Mortensen is apparently ignoring the stark facts which plainly state that not a single one of Hopkins’ claims can be verified. Here are a few examples of the Hollywood star's comments:
Star Viggo Mortensen said he spoke with Native Americans whose family personally verified Hopkins' story.
"To have many families on reservations to talk about Frank Hopkins specifically, and his horsemanship and his connection to their tribes with stories that have been handed down through generations, why would that not be true? In my experience and the stories I've heard, these people, some of them don't even speak English and certainly could [care less] about Hollywood movies.

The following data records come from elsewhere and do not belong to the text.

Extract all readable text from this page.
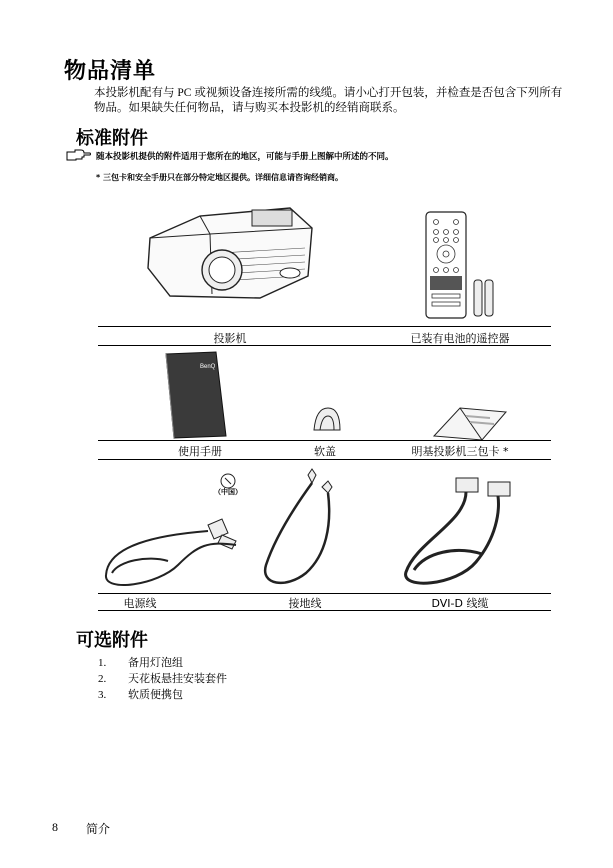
物品清单
本投影机配有与 PC 或视频设备连接所需的线缆。请小心打开包装，并检查是否包含下列所有物品。如果缺失任何物品，请与购买本投影机的经销商联系。
标准附件
随本投影机提供的附件适用于您所在的地区，可能与手册上图解中所述的不同。
* 三包卡和安全手册只在部分特定地区提供。详细信息请咨询经销商。
投影机	已装有电池的遥控器
BenQ
使用手册	软盖	明基投影机三包卡 *
（中国）
电源线	接地线	DVI-D 线缆
可选附件
1.	备用灯泡组
2.	天花板悬挂安装套件
3.	软质便携包
8 简介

But [they] say, 'Yeah, my mother told me that and this guy, this and that, a painted horse...' and it speaks for itself.
"I found that people, older people,
still talk about him and about Hidalgo. There was one woman who was 94, 95, and
she talked about being a little girl and meeting Frank Hopkins," Mortensen says,
obviously harboring a respect for the story and those who keep the tradition
alive. "There's a tradition of speaking about him and his experiences with
horses and his connection to the people, beyond what you can find written."
Mention DeLoria's criticisms to Mortensen and anger flashes through his normally mellow mantle. He's read all of DeLoria's books, he says, admires the man's scholarship, but with all due respect, the man hasn't seen the movie. There's an oral history that supports Hopkins's story, he argues. (The film's writer, John Fusco, took 12 years to research the story. And while filming the movie, Mortensen says, he met a 96-year-old Lakota woman who told him about meeting Hopkins when she was a young girl.)
This is what Dr. DeLoria has to say in response to Mortensen’s public claims:
It's utter nonsense that Viggo Mortensen talked with Lakotas who couldn't speak English - how old would they have to be? If you had just talked with an 94 year old elder you would have to take into account that he or she was born in 1910, schools on the reservations began around the 1880s and children who did not attend school were denied rations - so the chances are any 94 year old elder was in a government or church school between the ages of 6-18 and they were forbidden to speak their native language in schools. So how did they grow up only speaking Lakota?
I am 71 years old and can recall but a few elders in my early childhood who could not speak English - but that was over 60 years ago and those people were rare and in their 80s and 90s at that time. I would like to have Viggo Mortensen give me the names of those families who only speak Lakota that he can converse with - he has uncovered people overlooked by the several educational programs that teach and analyze the Lakota language?
My Aunt - Ella Deloria - was the foremost scholar of the three dialects used by the Sioux people - "D", "L" and "N" - and she bemoaned the fact that she could not find anyone on any of the reservations who could speak fluently in any of the dialects because there had already been substantial erosion of the language. She said she missed talking with elders who would create words to express certain ideas. Now, suddenly a Hollywood star is able to go to a Sioux reservation and immediately find families who don't speak English?
I don't think so.
I would like Viggo Mortensen to tell me the name of the 94-year-old woman, where she lives, and how he was lucky enough to locate her.